As the Garantine climbed in, the eagle took wing and the train shunted forwards with a grinding clatter, sending sparks flying from the drive wheels gripping the rail. Ozone crackled and the carriages lurched away from the station, picking up momentum.
The train rattled along, a dull impact resonating off the metalwork as it shouldered a piece of fallen masonry off the rails. Koyne drew the neural shredder and moved back through the cargo wagon, kicking open the hatch to the next carriage, and then the two more beyond that. In the rear car the shade found the corpses of groxes, the bovines lying where they had fallen on the gridded metal flooring. They were still tethered to anchoring rings on the walls, doubtless forgotten and left to starve in this reeking metal box after the fighting had begun.

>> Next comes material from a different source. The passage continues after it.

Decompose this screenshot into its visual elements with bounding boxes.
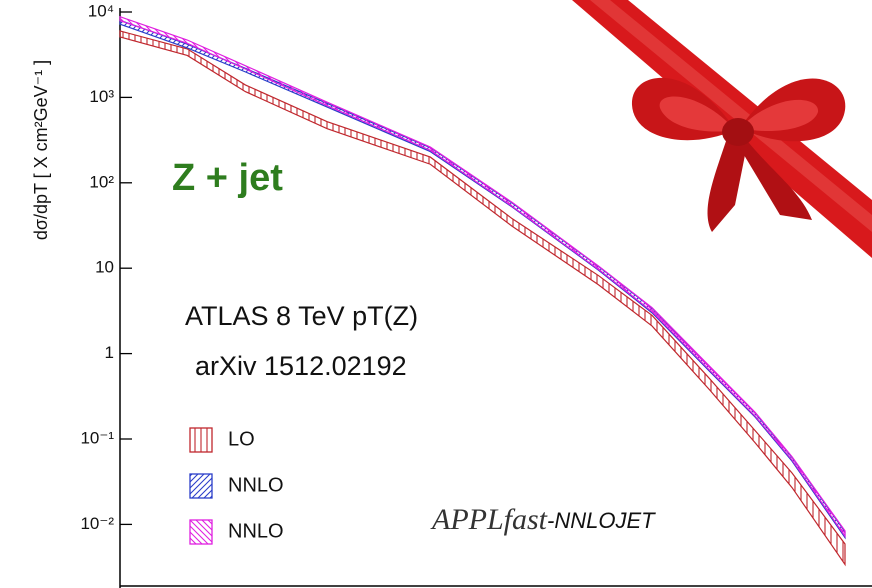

Satisfied they were alone, the Callidus walked back the length of the train to find the Garantine in the stubby engine car, watching the chattering cogitator-driver. Through the broken glass of the engine compartment canopy, the elevated track was visible ahead, dropping away down to the level of one of the main boulevards, paralleling the radial highway’s course.
‘If we’re lucky, we can ride this heap all the way out of the city,’ said Koyne, absently examining the charge glyph on the neural weapon.
The Eversor had his fang-mask back on, and he was growling softly with each breath, peering into the distance like a predator smelling the wind. ‘We’re not lucky,’ he retorted. ‘Do you see?’ The Garantine pointed a metal-taloned finger ahead of the train.